Mind the Quote: Enabling Quotation-Aware Dialogue in LLMs via Plug-and-Play Modules
This addresses the problem of improving human-AI conversation for users by enabling models to locate and exploit quoted text, though it is incremental as it builds on existing LLM architectures.
The paper tackles the problem of enabling large language models to handle quotation-aware dialogue by formalizing it as span-conditioned generation and introducing a data pipeline for synthesizing dialogues and a benchmark. The result is QuAda, a lightweight method that updates less than 2.8% of backbone weights and generalizes to unseen topics across five scenarios.

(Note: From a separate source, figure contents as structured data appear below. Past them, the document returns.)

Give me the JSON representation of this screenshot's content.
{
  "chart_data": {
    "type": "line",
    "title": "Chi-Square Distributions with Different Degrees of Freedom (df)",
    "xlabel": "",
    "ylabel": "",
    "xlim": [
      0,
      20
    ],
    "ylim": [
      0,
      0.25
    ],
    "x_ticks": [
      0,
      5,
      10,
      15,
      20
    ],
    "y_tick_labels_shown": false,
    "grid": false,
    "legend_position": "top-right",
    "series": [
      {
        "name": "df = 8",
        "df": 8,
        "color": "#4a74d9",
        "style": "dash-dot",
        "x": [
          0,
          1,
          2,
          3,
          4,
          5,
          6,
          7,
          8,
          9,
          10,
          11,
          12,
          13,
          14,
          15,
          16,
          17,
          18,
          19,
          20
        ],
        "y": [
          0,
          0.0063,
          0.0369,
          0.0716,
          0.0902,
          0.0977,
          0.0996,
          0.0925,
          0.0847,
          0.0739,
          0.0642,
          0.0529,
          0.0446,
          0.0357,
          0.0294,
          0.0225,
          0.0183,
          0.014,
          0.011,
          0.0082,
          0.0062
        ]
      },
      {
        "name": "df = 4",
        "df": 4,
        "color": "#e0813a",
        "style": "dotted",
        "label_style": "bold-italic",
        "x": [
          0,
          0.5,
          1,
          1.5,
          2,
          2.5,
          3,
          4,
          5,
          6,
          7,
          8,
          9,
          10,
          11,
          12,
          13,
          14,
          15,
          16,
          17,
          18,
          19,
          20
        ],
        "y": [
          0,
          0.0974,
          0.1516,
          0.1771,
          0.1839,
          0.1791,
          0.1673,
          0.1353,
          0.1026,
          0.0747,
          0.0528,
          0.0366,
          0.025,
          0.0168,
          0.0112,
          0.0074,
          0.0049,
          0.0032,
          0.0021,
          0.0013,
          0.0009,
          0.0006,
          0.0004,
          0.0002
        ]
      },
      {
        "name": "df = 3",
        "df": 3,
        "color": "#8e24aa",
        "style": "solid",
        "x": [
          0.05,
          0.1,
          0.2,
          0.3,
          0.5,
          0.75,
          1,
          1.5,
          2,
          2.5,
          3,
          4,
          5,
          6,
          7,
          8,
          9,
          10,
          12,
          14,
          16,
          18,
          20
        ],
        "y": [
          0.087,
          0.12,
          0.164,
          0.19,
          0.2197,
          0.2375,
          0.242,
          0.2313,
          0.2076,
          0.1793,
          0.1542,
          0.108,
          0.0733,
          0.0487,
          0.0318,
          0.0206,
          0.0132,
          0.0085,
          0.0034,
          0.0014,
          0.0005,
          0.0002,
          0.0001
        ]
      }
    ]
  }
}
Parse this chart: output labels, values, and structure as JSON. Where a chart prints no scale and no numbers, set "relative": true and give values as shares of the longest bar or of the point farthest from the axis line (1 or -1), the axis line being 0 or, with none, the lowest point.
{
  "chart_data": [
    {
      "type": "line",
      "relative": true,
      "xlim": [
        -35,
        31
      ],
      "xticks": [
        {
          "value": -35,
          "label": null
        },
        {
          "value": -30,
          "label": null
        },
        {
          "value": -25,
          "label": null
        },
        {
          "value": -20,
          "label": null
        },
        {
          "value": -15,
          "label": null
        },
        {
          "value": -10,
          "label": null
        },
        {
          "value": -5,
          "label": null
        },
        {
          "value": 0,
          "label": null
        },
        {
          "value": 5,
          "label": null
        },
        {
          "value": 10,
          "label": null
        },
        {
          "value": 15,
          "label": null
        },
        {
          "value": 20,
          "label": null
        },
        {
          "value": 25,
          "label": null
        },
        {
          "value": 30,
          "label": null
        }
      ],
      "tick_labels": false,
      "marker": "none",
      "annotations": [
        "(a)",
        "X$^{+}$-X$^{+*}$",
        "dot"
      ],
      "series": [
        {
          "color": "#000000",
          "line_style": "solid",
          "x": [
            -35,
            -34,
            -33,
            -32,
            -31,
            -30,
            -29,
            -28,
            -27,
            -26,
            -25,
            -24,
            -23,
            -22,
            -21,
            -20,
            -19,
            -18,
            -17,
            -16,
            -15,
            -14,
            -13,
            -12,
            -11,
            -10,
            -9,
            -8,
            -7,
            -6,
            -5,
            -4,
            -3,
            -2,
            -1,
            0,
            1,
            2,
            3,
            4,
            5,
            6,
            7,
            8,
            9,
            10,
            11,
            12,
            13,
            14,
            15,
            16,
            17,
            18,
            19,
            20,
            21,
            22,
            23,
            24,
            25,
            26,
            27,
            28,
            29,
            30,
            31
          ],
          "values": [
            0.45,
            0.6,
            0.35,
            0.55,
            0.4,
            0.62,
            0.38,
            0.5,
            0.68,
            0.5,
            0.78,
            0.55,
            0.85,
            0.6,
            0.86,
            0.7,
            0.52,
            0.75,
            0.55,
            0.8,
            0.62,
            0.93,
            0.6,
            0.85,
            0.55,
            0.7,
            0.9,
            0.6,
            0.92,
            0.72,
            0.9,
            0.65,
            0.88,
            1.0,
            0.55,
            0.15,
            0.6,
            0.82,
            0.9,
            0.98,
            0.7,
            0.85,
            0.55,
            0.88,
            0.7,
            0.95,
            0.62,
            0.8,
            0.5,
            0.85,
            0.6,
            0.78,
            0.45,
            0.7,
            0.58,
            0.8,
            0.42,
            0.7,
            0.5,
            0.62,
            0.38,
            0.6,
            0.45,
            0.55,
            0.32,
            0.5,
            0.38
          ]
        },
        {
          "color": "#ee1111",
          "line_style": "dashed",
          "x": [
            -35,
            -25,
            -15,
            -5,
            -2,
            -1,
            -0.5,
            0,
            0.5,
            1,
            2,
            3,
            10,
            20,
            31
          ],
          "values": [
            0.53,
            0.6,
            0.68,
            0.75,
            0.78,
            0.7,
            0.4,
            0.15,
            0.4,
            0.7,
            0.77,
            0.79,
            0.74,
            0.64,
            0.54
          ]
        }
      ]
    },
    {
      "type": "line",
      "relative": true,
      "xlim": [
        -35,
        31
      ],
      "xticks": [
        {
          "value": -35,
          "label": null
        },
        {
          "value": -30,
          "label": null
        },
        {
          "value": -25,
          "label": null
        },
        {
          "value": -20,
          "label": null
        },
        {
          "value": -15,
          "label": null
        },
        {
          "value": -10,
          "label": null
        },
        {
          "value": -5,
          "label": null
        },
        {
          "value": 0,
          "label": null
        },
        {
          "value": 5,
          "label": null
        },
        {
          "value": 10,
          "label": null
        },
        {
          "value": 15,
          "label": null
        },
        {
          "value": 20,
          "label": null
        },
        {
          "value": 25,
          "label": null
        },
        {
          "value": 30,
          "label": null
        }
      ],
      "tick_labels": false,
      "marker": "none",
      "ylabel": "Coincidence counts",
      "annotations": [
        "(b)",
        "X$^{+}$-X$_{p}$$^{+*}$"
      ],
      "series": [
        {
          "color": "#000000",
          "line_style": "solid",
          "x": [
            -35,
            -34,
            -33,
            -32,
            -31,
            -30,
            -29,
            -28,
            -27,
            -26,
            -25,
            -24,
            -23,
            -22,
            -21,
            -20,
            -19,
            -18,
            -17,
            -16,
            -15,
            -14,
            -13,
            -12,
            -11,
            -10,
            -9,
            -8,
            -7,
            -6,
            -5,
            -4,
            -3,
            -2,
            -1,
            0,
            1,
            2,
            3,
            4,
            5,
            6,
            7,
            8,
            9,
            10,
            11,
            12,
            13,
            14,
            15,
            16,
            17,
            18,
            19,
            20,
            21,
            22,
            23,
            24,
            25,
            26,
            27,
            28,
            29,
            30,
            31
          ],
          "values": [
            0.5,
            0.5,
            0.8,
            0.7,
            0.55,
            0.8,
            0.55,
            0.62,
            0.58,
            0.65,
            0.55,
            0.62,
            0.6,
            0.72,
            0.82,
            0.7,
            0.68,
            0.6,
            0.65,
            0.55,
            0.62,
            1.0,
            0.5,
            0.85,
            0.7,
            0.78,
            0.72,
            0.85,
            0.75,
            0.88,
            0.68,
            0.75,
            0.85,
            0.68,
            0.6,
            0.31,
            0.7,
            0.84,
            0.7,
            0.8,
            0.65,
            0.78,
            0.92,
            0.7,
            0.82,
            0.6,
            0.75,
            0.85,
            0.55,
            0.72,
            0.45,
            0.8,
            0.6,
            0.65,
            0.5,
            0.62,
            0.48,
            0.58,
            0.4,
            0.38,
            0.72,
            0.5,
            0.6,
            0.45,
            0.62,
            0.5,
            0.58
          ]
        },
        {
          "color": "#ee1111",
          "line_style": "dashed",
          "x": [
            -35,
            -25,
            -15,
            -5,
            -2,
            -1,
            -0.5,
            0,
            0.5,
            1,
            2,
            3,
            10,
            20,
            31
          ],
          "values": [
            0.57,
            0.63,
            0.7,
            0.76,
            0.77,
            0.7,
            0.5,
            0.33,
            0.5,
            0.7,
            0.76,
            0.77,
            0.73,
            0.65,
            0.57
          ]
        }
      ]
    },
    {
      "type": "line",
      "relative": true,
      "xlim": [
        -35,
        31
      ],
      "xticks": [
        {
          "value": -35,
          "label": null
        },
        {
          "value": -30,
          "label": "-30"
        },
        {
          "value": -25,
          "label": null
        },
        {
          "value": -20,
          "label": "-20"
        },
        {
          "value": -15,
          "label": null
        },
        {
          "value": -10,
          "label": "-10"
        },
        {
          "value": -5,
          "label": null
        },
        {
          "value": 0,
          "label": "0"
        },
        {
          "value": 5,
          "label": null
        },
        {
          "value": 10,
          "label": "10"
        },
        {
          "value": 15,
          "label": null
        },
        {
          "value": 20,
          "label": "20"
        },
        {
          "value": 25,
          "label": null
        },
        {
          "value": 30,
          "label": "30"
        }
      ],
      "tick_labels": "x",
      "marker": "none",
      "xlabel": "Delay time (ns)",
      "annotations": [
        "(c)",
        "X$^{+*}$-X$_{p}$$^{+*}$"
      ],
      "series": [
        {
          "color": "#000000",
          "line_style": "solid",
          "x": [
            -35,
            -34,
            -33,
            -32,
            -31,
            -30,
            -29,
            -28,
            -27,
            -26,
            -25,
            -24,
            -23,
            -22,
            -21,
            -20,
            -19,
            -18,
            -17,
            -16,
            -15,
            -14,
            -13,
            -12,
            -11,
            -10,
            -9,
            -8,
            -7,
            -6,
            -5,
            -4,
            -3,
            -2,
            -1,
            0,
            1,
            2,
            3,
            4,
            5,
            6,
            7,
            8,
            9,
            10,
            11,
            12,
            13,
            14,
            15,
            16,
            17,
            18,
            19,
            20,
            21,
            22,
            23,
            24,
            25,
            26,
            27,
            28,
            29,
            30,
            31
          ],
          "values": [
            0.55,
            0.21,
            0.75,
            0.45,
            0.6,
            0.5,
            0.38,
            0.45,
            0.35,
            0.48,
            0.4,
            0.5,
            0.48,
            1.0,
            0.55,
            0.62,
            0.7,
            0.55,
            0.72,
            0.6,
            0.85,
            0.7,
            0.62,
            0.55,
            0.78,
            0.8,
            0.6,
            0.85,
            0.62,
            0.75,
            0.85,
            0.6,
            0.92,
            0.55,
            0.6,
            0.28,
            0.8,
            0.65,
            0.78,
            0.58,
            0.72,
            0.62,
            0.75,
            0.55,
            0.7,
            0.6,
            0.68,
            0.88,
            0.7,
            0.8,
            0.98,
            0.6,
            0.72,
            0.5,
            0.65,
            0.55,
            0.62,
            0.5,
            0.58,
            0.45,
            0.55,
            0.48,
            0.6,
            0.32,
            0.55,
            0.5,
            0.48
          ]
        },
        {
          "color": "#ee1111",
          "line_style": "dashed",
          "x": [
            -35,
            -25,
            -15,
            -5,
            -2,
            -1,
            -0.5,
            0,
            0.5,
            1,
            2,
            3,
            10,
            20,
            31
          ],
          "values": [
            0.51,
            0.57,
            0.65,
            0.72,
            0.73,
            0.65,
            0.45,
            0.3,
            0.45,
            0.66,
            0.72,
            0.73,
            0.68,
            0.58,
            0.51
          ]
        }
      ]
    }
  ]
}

Human-AI conversation frequently relies on quoting earlier text-"check it with the formula I just highlighted"-yet today's large language models (LLMs) lack an explicit mechanism for locating and exploiting such spans. We formalise the challenge as span-conditioned generation, decomposing each turn into the dialogue history, a set of token-offset quotation spans, and an intent utterance. Building on this abstraction, we introduce a quotation-centric data pipeline that automatically synthesises task-specific dialogues, verifies answer correctness through multi-stage consistency checks, and yields both a heterogeneous training corpus and the first benchmark covering five representative scenarios. To meet the benchmark's zero-overhead and parameter-efficiency requirements, we propose QuAda, a lightweight training-based method that attaches two bottleneck projections to every attention head, dynamically amplifying or suppressing attention to quoted spans at inference time while leaving the prompt unchanged and updating < 2.8% of backbone weights. Experiments across models show that QuAda is suitable for all scenarios and generalises to unseen topics, offering an effective, plug-and-play solution for quotation-aware dialogue.